Stating that the Constituent Assembly (CA) would address all the existing problems of the country, Koirala noted that the cabinet meet to be held either on January 11 or 12 would fix the date for the polls.
Roadside bomb kills Sri Lankan minister
Colombo, January 8, 2008
A Sri Lankan government minister was killed today in a powerful roadside bomb attack by suspected Tamil Tiger rebels near the island’s capital and international airport, officials said.
DM Dassanayake, the 51- year-old minister for nation building, suffered severe head injuries and died while undergoing surgery, said doctor Lalini Gunasekera at the Ragama hospital here. Officials said one other person died and nine were wounded in the attack, the second such bombing in the Colombo area since the government abandoned a ceasefire with the ethnic Tamil rebels last week.

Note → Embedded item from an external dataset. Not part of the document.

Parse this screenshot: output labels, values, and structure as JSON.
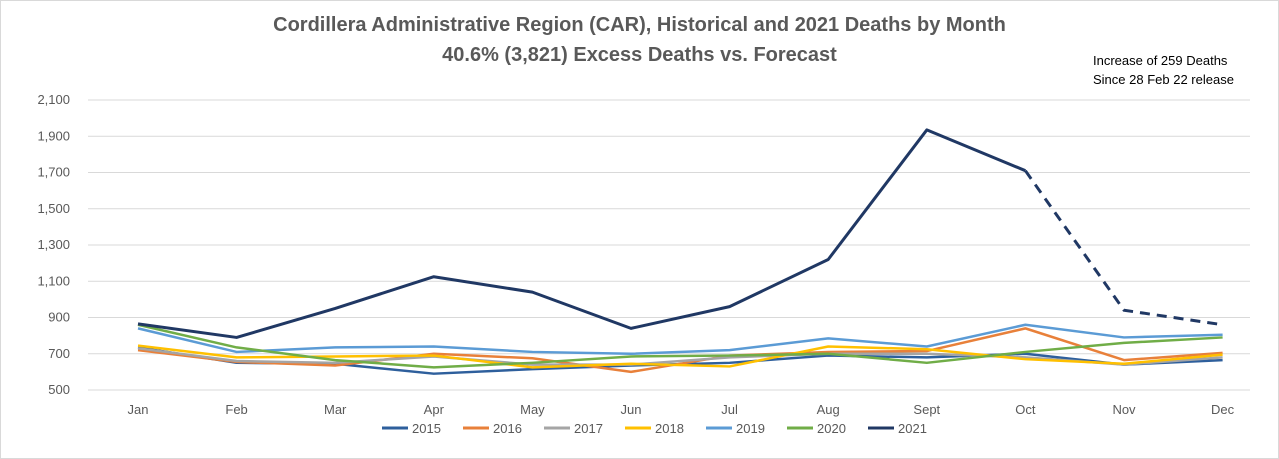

Police said a fragmentation mine — a device frequently used by the Tamil Tigers — was detonated as the minister’s convoy passed the town of Ja-Ela, between Colombo and the international airport. “The minister was on his way to parliament when his white Toyota Land Cruiser vehicle was hit by a Claymore, his vehicle has been badly damaged,” military spokesman Brigadier Udaya Nanayakkara said. Dassanayake was notorious for his alleged underworld links and once attended parliament in handcuffs, having been allowed out of a remand prison to take part in a key debate.
It was not immediately clear if the minister was specifically targeted, or if the attackers may have tried to get a more senior politician using the same highway to travel to the capital, an official involved in the probe said.